Host sand size is correlated with average size of co-transported zircons, implying hydrodynamic fractionation. Zircon size is positively correlated with percent medium sand, and inversely correlated with percent very fine sand (p <0.0001 in both cases). In samples with >50% medium sand, average zircon size is 100 μm, compared with 80 μm in samples with >50% very fine sand. We infer from these data that zircon deposition is not size-blind, and that zircons track with hydraulically comparable sand grains.
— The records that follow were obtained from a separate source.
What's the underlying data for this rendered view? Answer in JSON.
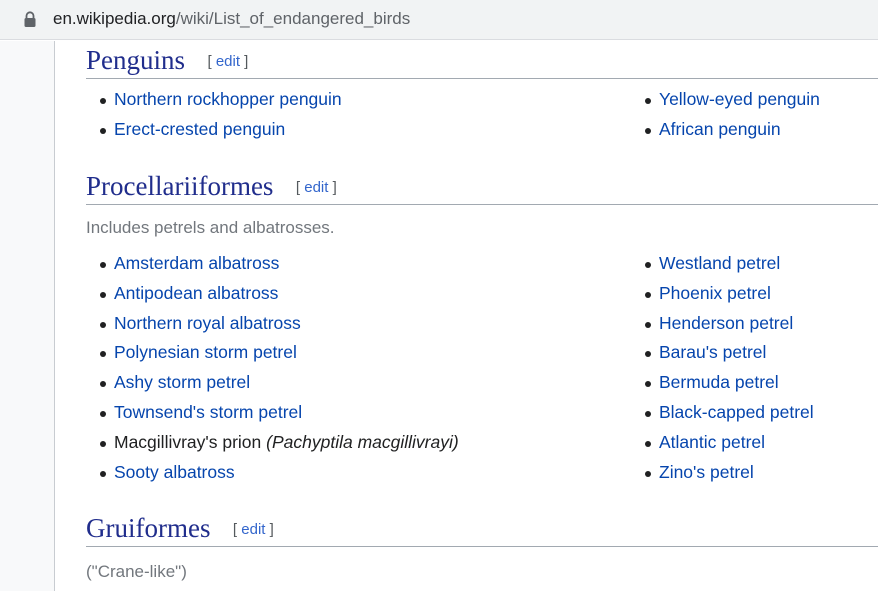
{
  "address_bar": {
    "host": "en.wikipedia.org",
    "path": "/wiki/List_of_endangered_birds"
  },
  "edit_label": "edit",
  "sections": [
    {
      "title": "Penguins",
      "left": [
        "Northern rockhopper penguin",
        "Erect-crested penguin"
      ],
      "right": [
        "Yellow-eyed penguin",
        "African penguin"
      ]
    },
    {
      "title": "Procellariiformes",
      "description": "Includes petrels and albatrosses.",
      "left": [
        "Amsterdam albatross",
        "Antipodean albatross",
        "Northern royal albatross",
        "Polynesian storm petrel",
        "Ashy storm petrel",
        "Townsend's storm petrel",
        "Macgillivray's prion",
        "Sooty albatross"
      ],
      "macgillivray_scientific": "(Pachyptila macgillivrayi)",
      "right": [
        "Westland petrel",
        "Phoenix petrel",
        "Henderson petrel",
        "Barau's petrel",
        "Bermuda petrel",
        "Black-capped petrel",
        "Atlantic petrel",
        "Zino's petrel"
      ]
    },
    {
      "title": "Gruiformes",
      "description": "(\"Crane-like\")"
    }
  ]
}
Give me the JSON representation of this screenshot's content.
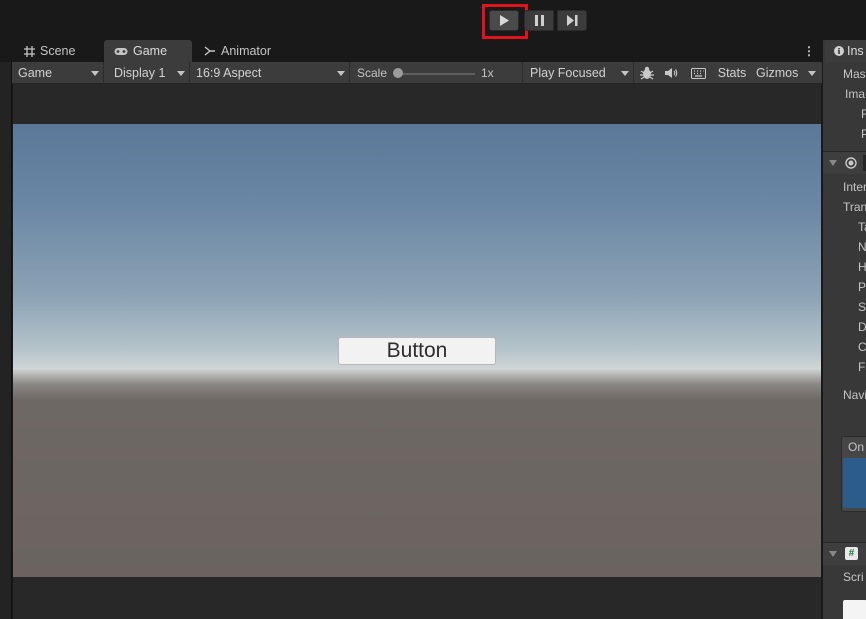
{
  "toolbar": {
    "play_icon": "play-icon",
    "pause_icon": "pause-icon",
    "step_icon": "step-icon",
    "highlight_color": "#e0141e"
  },
  "tabs": {
    "scene": "Scene",
    "game": "Game",
    "animator": "Animator"
  },
  "controls": {
    "view_mode": "Game",
    "display": "Display 1",
    "aspect": "16:9 Aspect",
    "scale_label": "Scale",
    "scale_value": "1x",
    "play_mode": "Play Focused",
    "stats": "Stats",
    "gizmos": "Gizmos"
  },
  "game_view": {
    "button_label": "Button"
  },
  "inspector": {
    "tab_label": "Ins",
    "lines_top": [
      "Mas",
      "Ima",
      "F",
      "P"
    ],
    "lines_mid": [
      "Inter",
      "Tran",
      "Ta",
      "N",
      "H",
      "P",
      "S",
      "D",
      "C",
      "Fa"
    ],
    "navigation": "Navi",
    "list_header": "On",
    "script_label": "Scri"
  }
}
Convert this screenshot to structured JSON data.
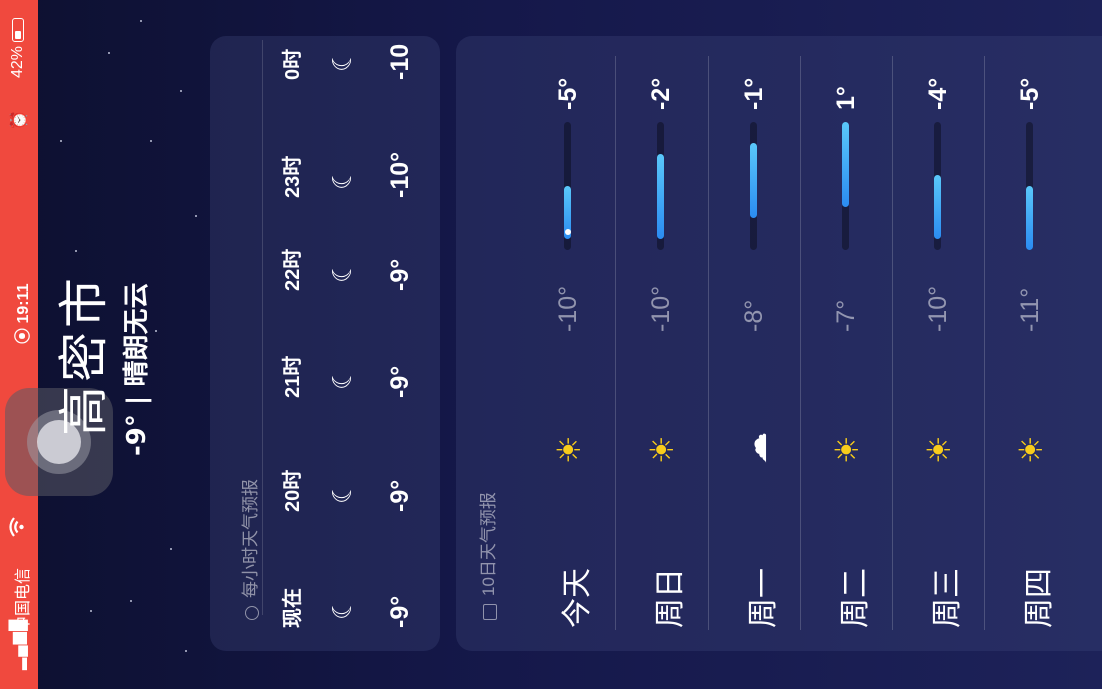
{
  "status_bar": {
    "carrier": "中国电信",
    "time": "19:11",
    "battery": "42%",
    "wifi_icon": "wifi-icon",
    "lock_icon": "orientation-lock-icon",
    "alarm_icon": "alarm-icon",
    "background_color": "#f0493e"
  },
  "header": {
    "city": "高密市",
    "summary": "-9°  |  晴朗无云"
  },
  "hourly": {
    "title": "每小时天气预报",
    "icon": "clock-icon",
    "items": [
      {
        "time": "现在",
        "icon": "moon-stars-icon",
        "temp": "-9°"
      },
      {
        "time": "20时",
        "icon": "moon-stars-icon",
        "temp": "-9°"
      },
      {
        "time": "21时",
        "icon": "moon-stars-icon",
        "temp": "-9°"
      },
      {
        "time": "22时",
        "icon": "moon-stars-icon",
        "temp": "-9°"
      },
      {
        "time": "23时",
        "icon": "moon-stars-icon",
        "temp": "-10°"
      },
      {
        "time": "0时",
        "icon": "moon-stars-icon",
        "temp": "-10"
      }
    ]
  },
  "daily": {
    "title": "10日天气预报",
    "icon": "calendar-icon",
    "range": [
      -11,
      1
    ],
    "items": [
      {
        "day": "今天",
        "icon": "sun-icon",
        "low": "-10°",
        "high": "-5°",
        "low_val": -10,
        "high_val": -5,
        "show_now": true
      },
      {
        "day": "周日",
        "icon": "sun-icon",
        "low": "-10°",
        "high": "-2°",
        "low_val": -10,
        "high_val": -2
      },
      {
        "day": "周一",
        "icon": "cloud-icon",
        "low": "-8°",
        "high": "-1°",
        "low_val": -8,
        "high_val": -1
      },
      {
        "day": "周二",
        "icon": "sun-icon",
        "low": "-7°",
        "high": "1°",
        "low_val": -7,
        "high_val": 1
      },
      {
        "day": "周三",
        "icon": "sun-icon",
        "low": "-10°",
        "high": "-4°",
        "low_val": -10,
        "high_val": -4
      },
      {
        "day": "周四",
        "icon": "sun-icon",
        "low": "-11°",
        "high": "-5°",
        "low_val": -11,
        "high_val": -5
      }
    ]
  }
}
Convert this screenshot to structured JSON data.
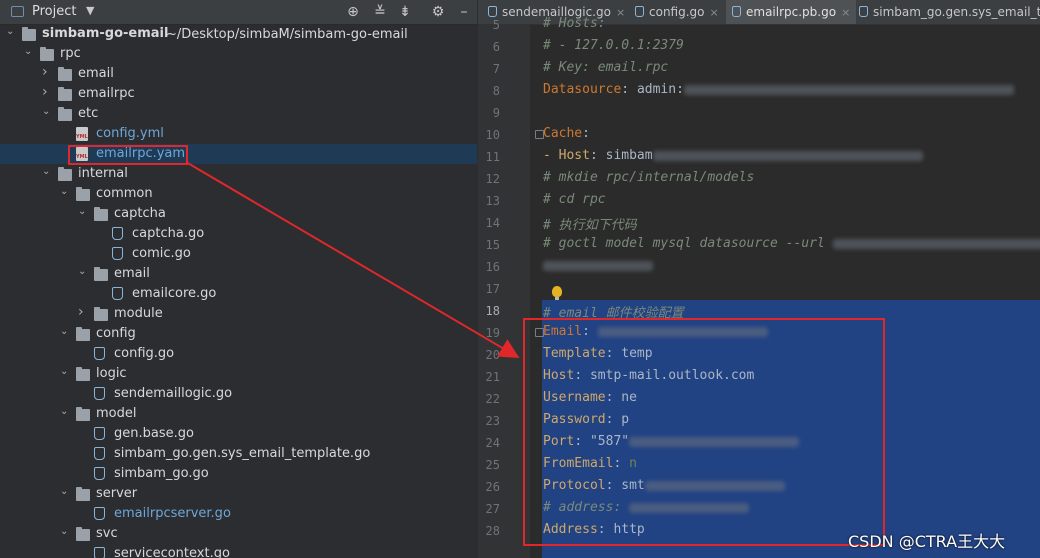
{
  "project_panel": {
    "title": "Project",
    "header_buttons": [
      "crosshair-icon",
      "collapse-all-icon",
      "expand-all-icon",
      "gear-icon",
      "minimize-icon"
    ],
    "tree": [
      {
        "label": "simbam-go-email",
        "hint": "~/Desktop/simbaM/simbam-go-email",
        "type": "folder",
        "expanded": true
      },
      {
        "label": "rpc",
        "type": "folder",
        "expanded": true
      },
      {
        "label": "email",
        "type": "folder",
        "expanded": false
      },
      {
        "label": "emailrpc",
        "type": "folder",
        "expanded": false
      },
      {
        "label": "etc",
        "type": "folder",
        "expanded": true
      },
      {
        "label": "config.yml",
        "type": "yml"
      },
      {
        "label": "emailrpc.yaml",
        "type": "yml",
        "selected": true
      },
      {
        "label": "internal",
        "type": "folder",
        "expanded": true
      },
      {
        "label": "common",
        "type": "folder",
        "expanded": true
      },
      {
        "label": "captcha",
        "type": "folder",
        "expanded": true
      },
      {
        "label": "captcha.go",
        "type": "go"
      },
      {
        "label": "comic.go",
        "type": "go"
      },
      {
        "label": "email",
        "type": "folder",
        "expanded": true
      },
      {
        "label": "emailcore.go",
        "type": "go"
      },
      {
        "label": "module",
        "type": "folder",
        "expanded": false
      },
      {
        "label": "config",
        "type": "folder",
        "expanded": true
      },
      {
        "label": "config.go",
        "type": "go"
      },
      {
        "label": "logic",
        "type": "folder",
        "expanded": true
      },
      {
        "label": "sendemaillogic.go",
        "type": "go"
      },
      {
        "label": "model",
        "type": "folder",
        "expanded": true
      },
      {
        "label": "gen.base.go",
        "type": "go"
      },
      {
        "label": "simbam_go.gen.sys_email_template.go",
        "type": "go"
      },
      {
        "label": "simbam_go.go",
        "type": "go"
      },
      {
        "label": "server",
        "type": "folder",
        "expanded": true
      },
      {
        "label": "emailrpcserver.go",
        "type": "go"
      },
      {
        "label": "svc",
        "type": "folder",
        "expanded": true
      },
      {
        "label": "servicecontext.go",
        "type": "go"
      }
    ]
  },
  "editor": {
    "tabs": [
      {
        "label": "sendemaillogic.go",
        "active": false
      },
      {
        "label": "config.go",
        "active": false
      },
      {
        "label": "emailrpc.pb.go",
        "active": true
      },
      {
        "label": "simbam_go.gen.sys_email_tem",
        "active": false
      }
    ],
    "lines": [
      {
        "n": "5",
        "text": "#  Hosts:"
      },
      {
        "n": "6",
        "text": "#  - 127.0.0.1:2379"
      },
      {
        "n": "7",
        "text": "#  Key: email.rpc"
      },
      {
        "n": "8",
        "key": "Datasource",
        "val": "admin:"
      },
      {
        "n": "9",
        "text": ""
      },
      {
        "n": "10",
        "key": "Cache",
        "val": ""
      },
      {
        "n": "11",
        "key": "  - Host",
        "val": "simbam"
      },
      {
        "n": "12",
        "text": "#  mkdie rpc/internal/models"
      },
      {
        "n": "13",
        "text": "#  cd rpc"
      },
      {
        "n": "14",
        "text": "#  执行如下代码"
      },
      {
        "n": "15",
        "text": "#  goctl model mysql datasource --url "
      },
      {
        "n": "16",
        "text": ""
      },
      {
        "n": "17",
        "text": ""
      },
      {
        "n": "18",
        "text": "# email 邮件校验配置"
      },
      {
        "n": "19",
        "key": "Email",
        "val": ""
      },
      {
        "n": "20",
        "key": "  Template",
        "val": "temp"
      },
      {
        "n": "21",
        "key": "  Host",
        "val": "smtp-mail.outlook.com"
      },
      {
        "n": "22",
        "key": "  Username",
        "val": "ne"
      },
      {
        "n": "23",
        "key": "  Password",
        "val": "p"
      },
      {
        "n": "24",
        "key": "  Port",
        "val": "\"587\""
      },
      {
        "n": "25",
        "key": "  FromEmail",
        "val": "n"
      },
      {
        "n": "26",
        "key": "  Protocol",
        "val": "smt"
      },
      {
        "n": "27",
        "text": "  # address: "
      },
      {
        "n": "28",
        "key": "  Address",
        "val": "http"
      }
    ]
  },
  "watermark": "CSDN @CTRA王大大",
  "colors": {
    "selection": "#214283",
    "annotation": "#e0282a",
    "tree_selected": "#1f3a55"
  }
}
As different aged grains tend to have different characteristic sizes, this indicates the possibility of hydrodynamic fractionation of age populations.
Five samples representing different hydrodynamic microenvironments of a single dune present significantly different detrital zircon age spectra, apparently the result of hydraulic processes. Peak mismatch (age peaks failing to overlap at 2σ level) is the most common disparity; but age populations present in some samples are missing from other samples. The lack of correspondence among the samples appears to exceed that attributable to random sampling. We conclude that hydrodynamic fractionation of zircons and zircon-age populations does occur. Zircon size should therefore be taken into consideration in detrital zircon provenance analysis.